Again, we continue with the flow and see another call to ReadFile
, another 4 bytes are being read, as you remember this is offset to the first file name in .pak
file, then another 4 bytes. Those are the “unknown” to us. Now we see that they should be treated as single integer. It is interesting that the value is shifted left by 6 bytes, so in other words multiplied by 0x40 (64 in decimal).
At the end of the image above there is call to [eax+108]. This is a wrapper for RtlAllocateHeap (I stepped into it, so I know) which allocates a buffer with length equal to the value unknown bytes shifted left by 6. Next call sets the file cursor to the first file name offset and then in the loop the game reads the file by 64 bytes chunks into the previously allocated buffer. The loop is executed as many times as the value of 4 bytes “unknown” integer.
Using obtained information
We could reverse the game further, to check what is done to the data that are now in previously allocated buffer, however, we have some new information that we can apply. Firstly, the previously unknown bytes are mostly like the count of files inside pak
file. Then, the offset to first filename is in reality offset to the file information header, and probably each file information header entry is 64 bytes long (as the game was reading it in chunks with that length)
Inspecting the file entry
Now, go back to the binary file at that filename offset. We see that at the beginning there is the filename. Length of the name is nowhere to be found, so we can suspect that this should be read until first null character. The last 8 bytes of the entry looks like two 4 bytes integers, their value is repeated twice for some reasons. Those values look like another offset or file length. The same with preceding 4 bytes, another offset that might be a start of the file, as it looks it is increased in each next entry.
Now we go to the suspected file start offset, and from that place we select next X bytes, where X is equal to the value of last 4 bytes of the file entry (suspected file length). We save those bytes to separate file with png
extension and try to run it:
We are greeted with an image.
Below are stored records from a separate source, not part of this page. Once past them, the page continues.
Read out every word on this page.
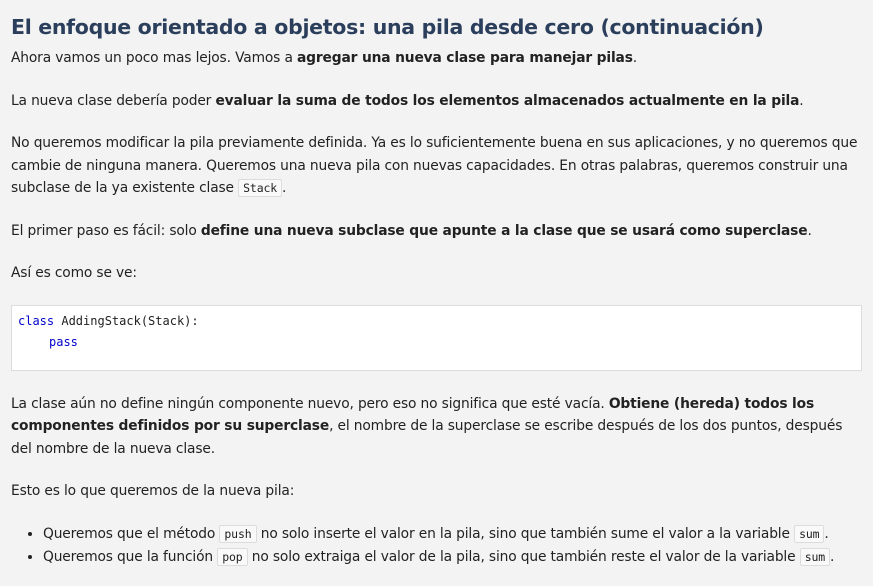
El enfoque orientado a objetos: una pila desde cero (continuación)

Ahora vamos un poco mas lejos. Vamos a agregar una nueva clase para manejar pilas.

La nueva clase debería poder evaluar la suma de todos los elementos almacenados actualmente en la pila.

No queremos modificar la pila previamente definida. Ya es lo suficientemente buena en sus aplicaciones, y no queremos que cambie de ninguna manera. Queremos una nueva pila con nuevas capacidades. En otras palabras, queremos construir una subclase de la ya existente clase Stack .

El primer paso es fácil: solo define una nueva subclase que apunte a la clase que se usará como superclase.

Así es como se ve:

class AddingStack(Stack):
pass

La clase aún no define ningún componente nuevo, pero eso no significa que esté vacía. Obtiene (hereda) todos los componentes definidos por su superclase, el nombre de la superclase se escribe después de los dos puntos, después del nombre de la nueva clase.

Esto es lo que queremos de la nueva pila:

• Queremos que el método push no solo inserte el valor en la pila, sino que también sume el valor a la variable sum .
• Queremos que la función pop no solo extraiga el valor de la pila, sino que también reste el valor de la variable sum .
Now we can write simple python script to automate the unpacking process, and also to verify if it works for all the files.
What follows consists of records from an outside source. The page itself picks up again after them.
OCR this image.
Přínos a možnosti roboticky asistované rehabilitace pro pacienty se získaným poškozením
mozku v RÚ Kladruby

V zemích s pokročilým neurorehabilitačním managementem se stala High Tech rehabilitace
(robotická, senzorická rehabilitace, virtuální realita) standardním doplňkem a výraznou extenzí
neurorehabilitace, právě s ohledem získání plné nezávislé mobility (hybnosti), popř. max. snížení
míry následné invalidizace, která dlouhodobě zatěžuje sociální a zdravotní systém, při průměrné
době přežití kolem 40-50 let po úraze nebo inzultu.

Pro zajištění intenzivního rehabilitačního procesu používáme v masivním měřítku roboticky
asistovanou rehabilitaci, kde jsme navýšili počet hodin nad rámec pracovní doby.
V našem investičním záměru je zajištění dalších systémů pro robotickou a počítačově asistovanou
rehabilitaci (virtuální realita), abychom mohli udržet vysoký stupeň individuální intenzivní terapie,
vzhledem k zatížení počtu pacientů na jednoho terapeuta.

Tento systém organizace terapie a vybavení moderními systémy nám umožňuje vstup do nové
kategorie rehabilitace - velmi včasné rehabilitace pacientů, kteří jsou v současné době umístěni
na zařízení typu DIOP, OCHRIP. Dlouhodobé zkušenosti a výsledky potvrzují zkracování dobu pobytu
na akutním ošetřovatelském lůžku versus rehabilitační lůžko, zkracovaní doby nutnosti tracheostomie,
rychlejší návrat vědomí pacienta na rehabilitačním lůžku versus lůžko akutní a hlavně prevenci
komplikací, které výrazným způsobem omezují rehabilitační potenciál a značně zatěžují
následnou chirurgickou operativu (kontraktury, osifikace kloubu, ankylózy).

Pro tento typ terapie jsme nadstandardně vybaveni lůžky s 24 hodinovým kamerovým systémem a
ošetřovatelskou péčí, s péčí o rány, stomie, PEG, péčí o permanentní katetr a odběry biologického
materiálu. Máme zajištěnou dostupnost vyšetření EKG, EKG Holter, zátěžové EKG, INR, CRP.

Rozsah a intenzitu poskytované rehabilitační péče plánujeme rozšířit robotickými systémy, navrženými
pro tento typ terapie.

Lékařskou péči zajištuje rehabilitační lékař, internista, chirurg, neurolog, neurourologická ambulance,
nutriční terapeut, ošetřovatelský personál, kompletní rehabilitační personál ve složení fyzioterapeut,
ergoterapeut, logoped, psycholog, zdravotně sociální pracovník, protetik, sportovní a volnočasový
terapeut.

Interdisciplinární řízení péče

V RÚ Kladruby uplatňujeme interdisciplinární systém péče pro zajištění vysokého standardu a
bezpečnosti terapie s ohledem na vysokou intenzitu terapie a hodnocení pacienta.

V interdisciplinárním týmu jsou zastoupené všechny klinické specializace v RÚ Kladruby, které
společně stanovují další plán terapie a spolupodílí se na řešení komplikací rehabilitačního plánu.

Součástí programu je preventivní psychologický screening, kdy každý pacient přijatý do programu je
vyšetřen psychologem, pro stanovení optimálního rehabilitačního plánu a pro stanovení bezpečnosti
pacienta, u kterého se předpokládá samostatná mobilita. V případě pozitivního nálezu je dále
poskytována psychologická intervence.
Code to unpack the .pak file
What is inside?
All files has been unpacked so far, and it looks it worked correctly, as the txt
files can be read, the same with png
images. For the purpose of game modding, the fonts
directory may be interesting, as it contains fonts and dialogs in different languages, so for example if you would like to translate the game to your language, you could modify those dialogs and then repack the files back. What is interesting, when I run the game the language is set to Polish and it looks it cannot be changed, but there is no Polish font in the fonts
folder. It turns out the file named english.lng
contains the translated Polish dialogs.
To prove this script works for other files, I unpacked some of them, like attic.pak
the content is a little bit different and consist of extension such as:
- png - It is probably obvious, images of some assets, loading screens etc
- rws - This is the most mysterious file extension, probably contains animations, textures
- ape - This is plain text file, contains description where checkpoints are on the map, and some information to assist the AI
- bin - Probably meshes
Conclusion
As you can see, it was not that hard to make sense how the pak
file is structured and then to make script to unpack the content. In future posts I will try to show examples with different difficulty levels (encryption, compression). Thanks for reading.